Nicholas looked at the water. “What makes the waves?”

“The wind and the tide.”

“Are we on Earth?”

“Would you feel more comfortable on Earth?”

“I’ve never been there; I’d like to know.”

“I am more like Earth than Earth now is, Nicholas. If you were to take the best of all the best beaches of Earth, and clear them of all the poisons and all the dirt of the last three centuries, you would have me.”

“But this isn’t Earth?”

There was no answer. Nicholas walked around the ashes of the fire until he found Ignacio’s footprints. Nicholas was no tracker, but the depressions in the soft beach sand required none; he followed them, his head swaying from side to side as he walked, like the sensor of a mine detector.

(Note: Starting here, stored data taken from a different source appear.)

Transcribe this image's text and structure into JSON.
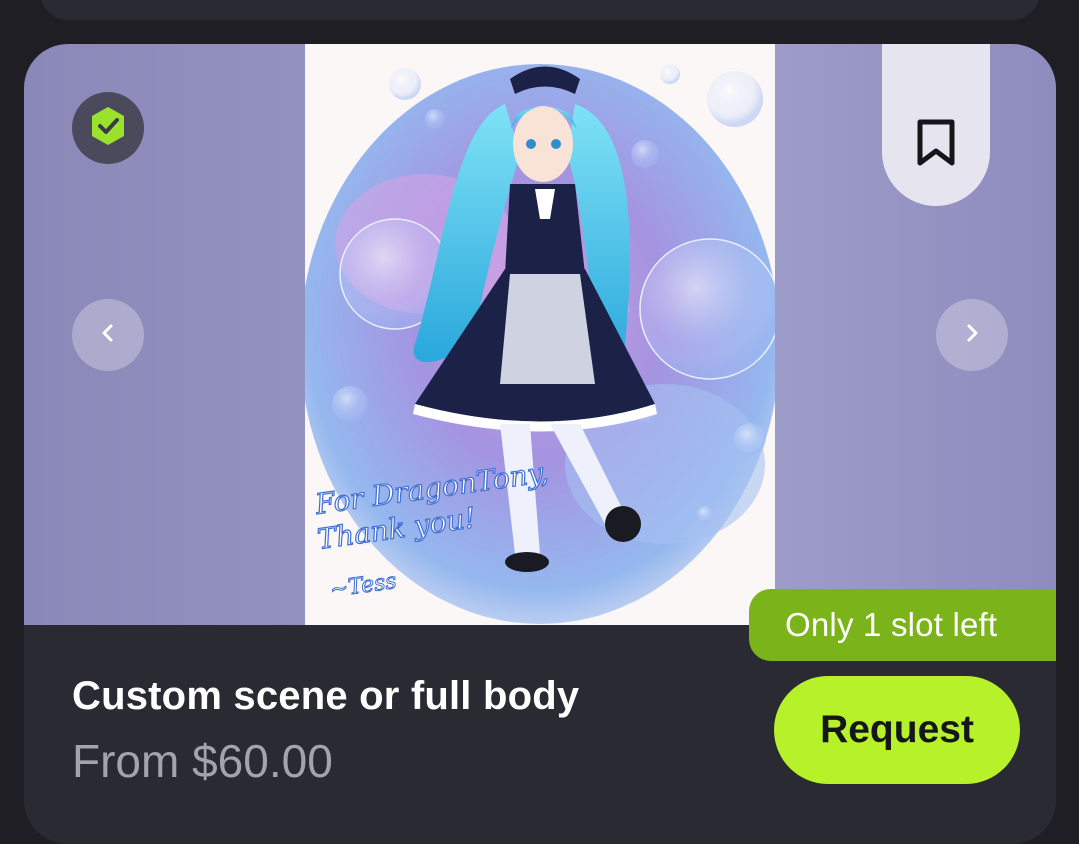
{
  "listing": {
    "title": "Custom scene or full body",
    "price": "From $60.00",
    "slot_notice": "Only 1 slot left",
    "request_label": "Request"
  },
  "artwork": {
    "caption_line1": "For DragonTony,",
    "caption_line2": "Thank you!",
    "signature": "~Tess"
  },
  "icons": {
    "verified": "verified-check-icon",
    "prev": "chevron-left-icon",
    "next": "chevron-right-icon",
    "bookmark": "bookmark-icon"
  },
  "colors": {
    "accent": "#b6f12a",
    "slot_badge": "#7bb41a",
    "card_bg": "#2a2a33",
    "page_bg": "#1e1e24"
  }
}
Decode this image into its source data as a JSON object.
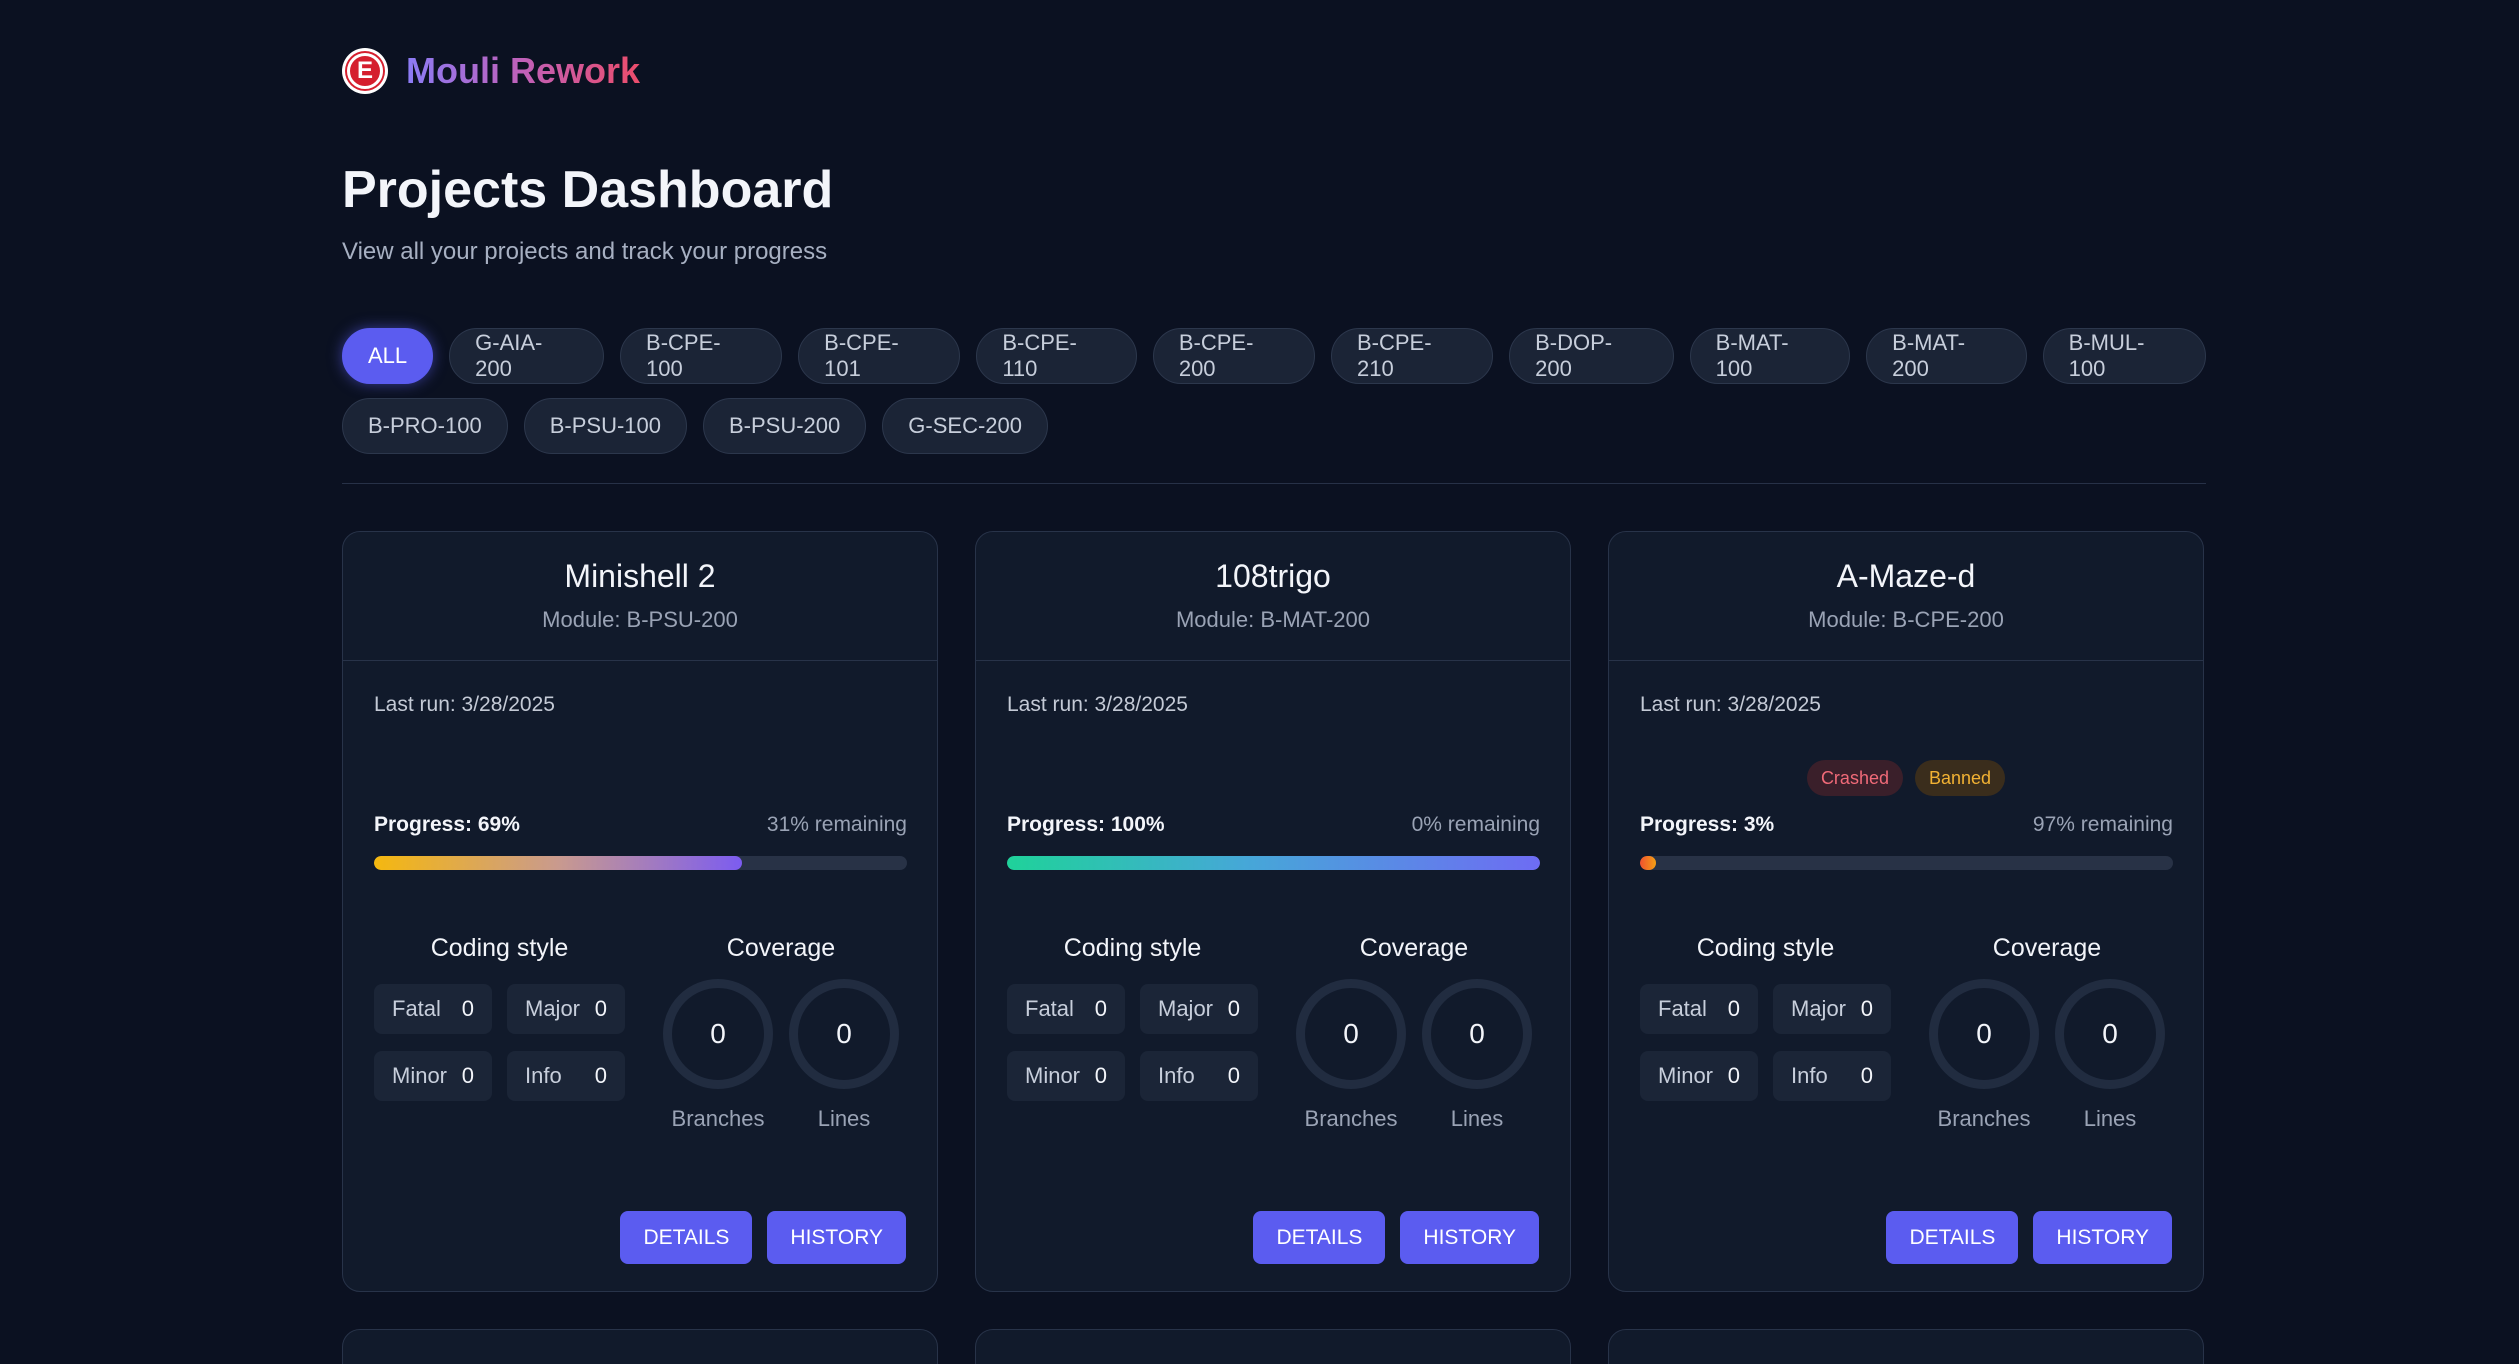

For several kilometers Ignacio’s trail kept to the beach; then, abruptly, the footprints swerved, wandered among the coconut palms, and at last were lost on the firmer soil inland. Nicholas lifted his head and shouted, “Ignacio? Ignacio!” After a moment he heard a stick snap, and the sound of someone pushing aside leafy branches. He waited.

“Mum?”

A girl was coming toward him, stepping out of the thicker growth of the interior. She was pretty, though too thin, and appeared to be about nineteen; her hair was blond where it had been most exposed to sunlight, darker elsewhere. “You’ve scratched yourself,” Nicholas said. “You’re bleeding.”

“I thought you were my mother,” the girl said. She was a head taller than Nicholas. “Been fighting, haven’t you. Have you come to get me?”

Nicholas had been in similar conversations before and normally would have preferred to ignore the remark, but he was lonely now. He said, “Do you want to go home?”

“Well, I think I should, you know.”

“But do you want to?”

“My mum always says if you’ve got something on the stove you don’t want to burn—She’s quite a good cook. She really is. Do you like cabbage with bacon?”

“Have you got anything to eat?”

“Not now. I had a thing a while ago.”

“What kind of thing?”

“A bird.” The girl made a vague little gesture, not looking at Nicholas. “I’m a memory that has swallowed a bird.”

“Do you want to walk down by the water?” They were moving in the direction of the beach already.

“I was just going to get a drink. You’re a nice tot.”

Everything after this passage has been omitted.